Noch nicht vom Tisch, derzeit aber nicht aktiv betrieben wird die Überlegung von Grünen, ÖDP und mehreren Umweltverbänden für ein neu formuliertes Volksbegehren zur Reduzierung des Flächenverbrauchs in Bayern, nachdem der erste Anlauf 2018 vom Bayerischen Verfassungsgerichtshof gestoppt worden war. Eventuell kommt man heuer dem Ziel eines täglichen bayernweiten Maximalverbrauchs von fünf Hektar aber auf parlamentarischem Weg näher. Denn die Staatsregierung hat ihren Entwurf für eine Teilfortschreibung des Landesentwicklungsprogramms in den Landtag eingebracht, über den noch vor der Landtagswahl entschieden werden soll. Dort stehen die fünf Hektar neben zahlreichen anderen Neuausrichtungen zumindest als unverbindlicher Richtwert.
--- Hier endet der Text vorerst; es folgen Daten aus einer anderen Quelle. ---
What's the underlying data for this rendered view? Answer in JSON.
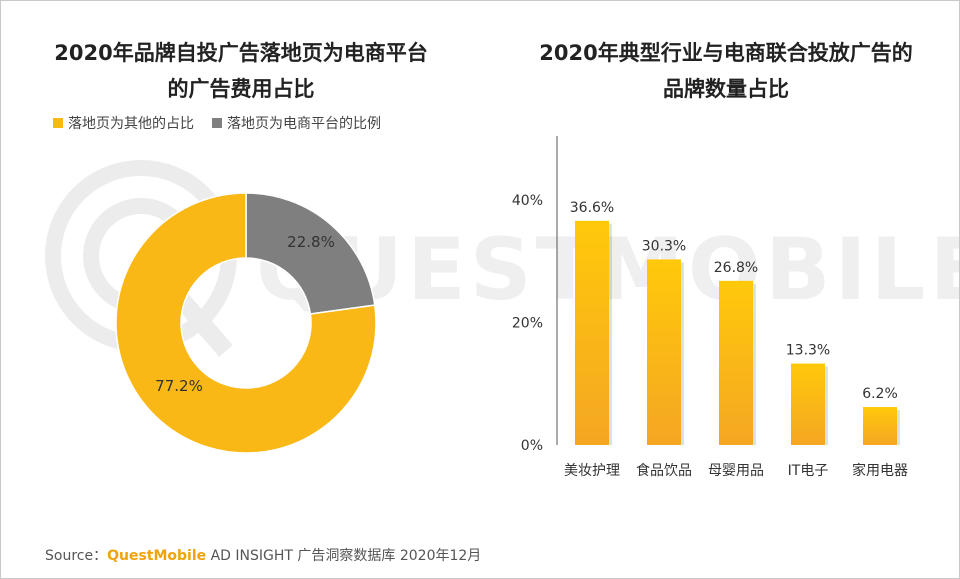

Für Lehrkräfte könnte sich ebenfalls einiges ändern
Was sonst noch auf der landespolitischen Agenda steht: Für die Bekämpfung der Personalmisere an Bayerns Schulen könnte 2023 ein entscheidendes Jahr werden. Zumindest hatte Ministerpräsident Markus Söder (CSU) zuletzt mehrere Andeutungen in diese Richtung gemacht. Beschlossen ist bereits, Grund- und Mittelschullehrer sukzessive in die Besoldungsgruppe A13 aufzustufen, um die Attraktivität dieser Laufbahnen zu erhöhen, außerdem soll es eine Reform der Lehrerbildung geben. Söder plant aber ein noch umfassenderes Paket, zu dessen Einzelheiten er sich noch nicht geäußert hat.
Im Landtag steht die umstrittene Novelle des Polizeiaufgabengesetzes an, die nach einem Urteil des Bundesverfassungsgerichts erforderlich wurde. Neu geregelt werden nun Zugriffsrechte der Polizei auf personenbezogene Daten. Gegen das Gesetz laufen noch weitere Verfassungsklagen. Zudem wird Bayern heuer ein neues Denkmalschutzgesetz sowie erstmals ein Seniorenmitwirkungsgesetz erhalten. Aus der Opposition liegen unter anderem Gesetzesinitiativen für ein kostenloses Schulmittagessen (Grüne) und für Änderungen an den Regularien für den Rundfunk (FDP) zur Beschlussfassung vor.
Den Landtag werden außerdem rekordverdächtige vier Untersuchungsausschüsse (UA) gleichzeitig beschäftigen. Der UA Maske hat seine Beweisaufnahme beendet, es laufen nun die Vorbereitungen für den Abschlussbericht. Der zweite NSU-Ausschuss ist noch nicht ganz so weit. Noch nicht einmal begonnen haben die Aufklärungsgremien zu den Umständen der Bauverzögerungen und Kostensteigerungen bei der zweiten S-Bahn-Stammstrecke in München und zur Standortauswahl für das Zukunftsmuseum in Nürnberg. Klar ist bei diesen aber schon eines: Prominentester Zeuge wird Markus Söder sein.